Vengeance fatale/VIII — Deux mauvais sujets
VIII
DEUX MAUVAIS SUJETS.
Au milieu de toutes ces aventures le lecteur, nous l’espérons du moins, n’aura pas oublié M. Puivert, l’homme d’affaires de M. Darcy, ni la rencontre qu’il avait projetée avec Marceau pour le lendemain de son arrivée à Montréal.

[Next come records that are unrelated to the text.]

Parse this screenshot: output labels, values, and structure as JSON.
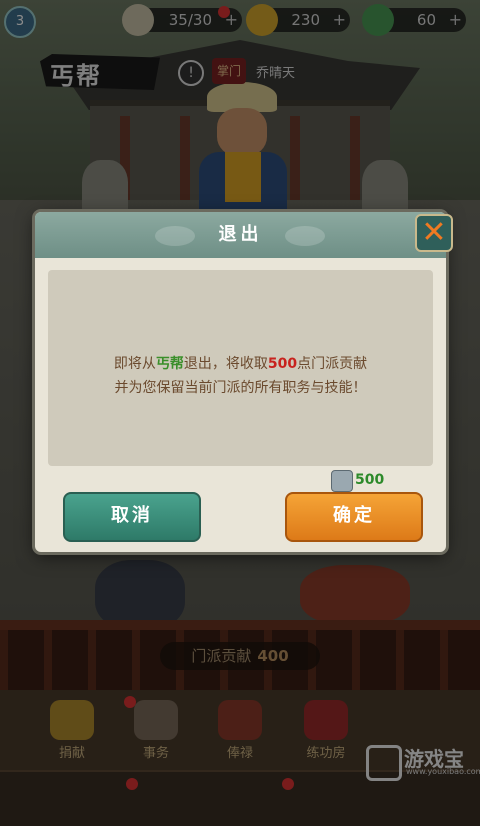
{
  "hud": {
    "level": "3",
    "stamina": "35/30",
    "coins": "230",
    "jade": "60",
    "plus": "+"
  },
  "sect": {
    "name": "丐帮",
    "info_glyph": "!",
    "master_tag": "掌门",
    "master_name": "乔晴天"
  },
  "contribution": {
    "label": "门派贡献",
    "value": "400"
  },
  "nav": [
    {
      "label": "捐献"
    },
    {
      "label": "事务"
    },
    {
      "label": "俸禄"
    },
    {
      "label": "练功房"
    }
  ],
  "dialog": {
    "title": "退出",
    "close_glyph": "✕",
    "msg_part1": "即将从",
    "sect_name": "丐帮",
    "msg_part2": "退出，将收取",
    "amount": "500",
    "msg_part3": "点门派贡献",
    "msg_line2": "并为您保留当前门派的所有职务与技能！",
    "cost_value": "500",
    "cancel_label": "取消",
    "confirm_label": "确定"
  },
  "watermark": {
    "text": "游戏宝",
    "url": "www.youxibao.com"
  },
  "colors": {
    "cancel": "#3a8f7a",
    "confirm": "#ea8d27",
    "highlight_green": "#3a8f2a",
    "highlight_red": "#c8231e"
  }
}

Aussi le matin de son rendez-vous, c’est-à-dire, le lendemain de la soirée qui avait si tristement illuminé la représentation du jardin Guilbault, pouvions-nous voir, vers neuf heures et demie, Puivert donnant un dernier coup de brosse à son habit et se regardant, d’un air suffisant, dans une mauvaise glace placée dans une petite chambre de l’Hôtel Rasco, sur la rue St-Paul, où il logeait habituellement lorsqu’il venait à Montréal. Il était au moment de sortir pour rencontrer le courtier de la rue Notre-Dame.

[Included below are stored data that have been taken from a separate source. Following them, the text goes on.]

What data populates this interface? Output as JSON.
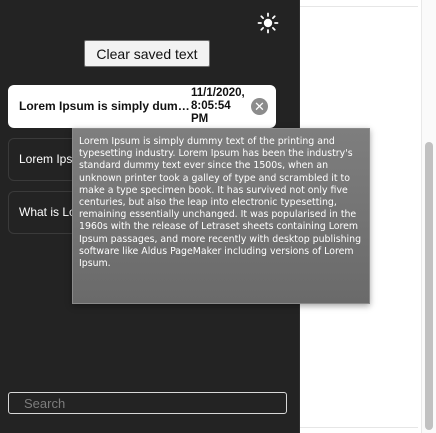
{
  "header": {
    "theme_icon": "sun-icon"
  },
  "toolbar": {
    "clear_label": "Clear saved text"
  },
  "entries": [
    {
      "text": "Lorem Ipsum is simply dummy text of the printing",
      "time": "11/1/2020, 8:05:54 PM",
      "delete_icon": "close-icon",
      "active": true
    },
    {
      "text": "Lorem Ipsum",
      "active": false
    },
    {
      "text": "What is Lorem Ipsum?",
      "active": false
    }
  ],
  "tooltip": {
    "text": "Lorem Ipsum is simply dummy text of the printing and typesetting industry. Lorem Ipsum has been the industry's standard dummy text ever since the 1500s, when an unknown printer took a galley of type and scrambled it to make a type specimen book. It has survived not only five centuries, but also the leap into electronic typesetting, remaining essentially unchanged. It was popularised in the 1960s with the release of Letraset sheets containing Lorem Ipsum passages, and more recently with desktop publishing software like Aldus PageMaker including versions of Lorem Ipsum."
  },
  "search": {
    "placeholder": "Search",
    "value": ""
  },
  "colors": {
    "popup_background": "#232323",
    "active_entry_background": "#ffffff",
    "tooltip_background": "#737373"
  }
}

— Voilà une spéculation vraiment extraordinaire, une véritable mine d’or, répétait-il à chaque instant. Cet homme est fou ou je n’y comprends rien.
De son côté, Edmond n’avait pas perdu son temps depuis qu’il avait si merveilleusement excité l’avarice du fermier de Ste-Anne.
À peine arrivé à Montréal, il s’était abouché avec un de ces hommes qui ne vivent que de rapines et du salaire de leurs forfaits.
Cet homme, dont il requiert les services pour le moment, se nomme Victor Dupuis.
Pendant que Puivert se rend de l’Hôtel Rasco au bureau d’Edmond, nous l’y devancerons de quelques instants. Le courtier et son digne acolyte l’y attendaient déjà. Nous profiterons du retard apporté par le fermier pour tracer une esquisse de ces deux personnages.
Dès sa plus tendre enfance, Edmond avait fait preuve de grands talents ; malheureusement il les avait toujours employés au mal et au vice.
Jamais une bonne pensée n’avait germé dans ce cerveau entièrement dénué de sentiments généreux.
Orphelin de bonne heure, sorti du collège immédiatement après la mort de ses parents, il était entré dans une bijouterie à Montréal, qu’il abandonnait bientôt pour New-York, où il devait continuer le même commerce et commencer son apprentissage dans la voie du crime.
Un jour que laissé seul au magasin, ce qui, du reste, arrivait assez souvent, il se mit à contempler d’un œil avide les bijoux de toute sorte qui s’offraient à sa vue.
Tout à coup cette idée lui vint :
— « Si je m’emparais de toutes ces valeurs ! »
Mais, à cette idée avait succédé la réflexion suivante, quelquefois sauvegarde du crime : « Si j’étais pincé ; et d’ailleurs où cacher tous ces bijoux ? On aurait qu’à venir à mon domicile, et on les trouverait fort aisément, car je n’ai aucune autre place pour les déposer. Allons, ce serait une folie que de commettre un pareil vol. »
Il allait donc fermer la boutique comme à l’ordinaire, car il commençait à se faire tard, mais il ne pouvait détacher ses yeux des richesses qu’il avait devant lui.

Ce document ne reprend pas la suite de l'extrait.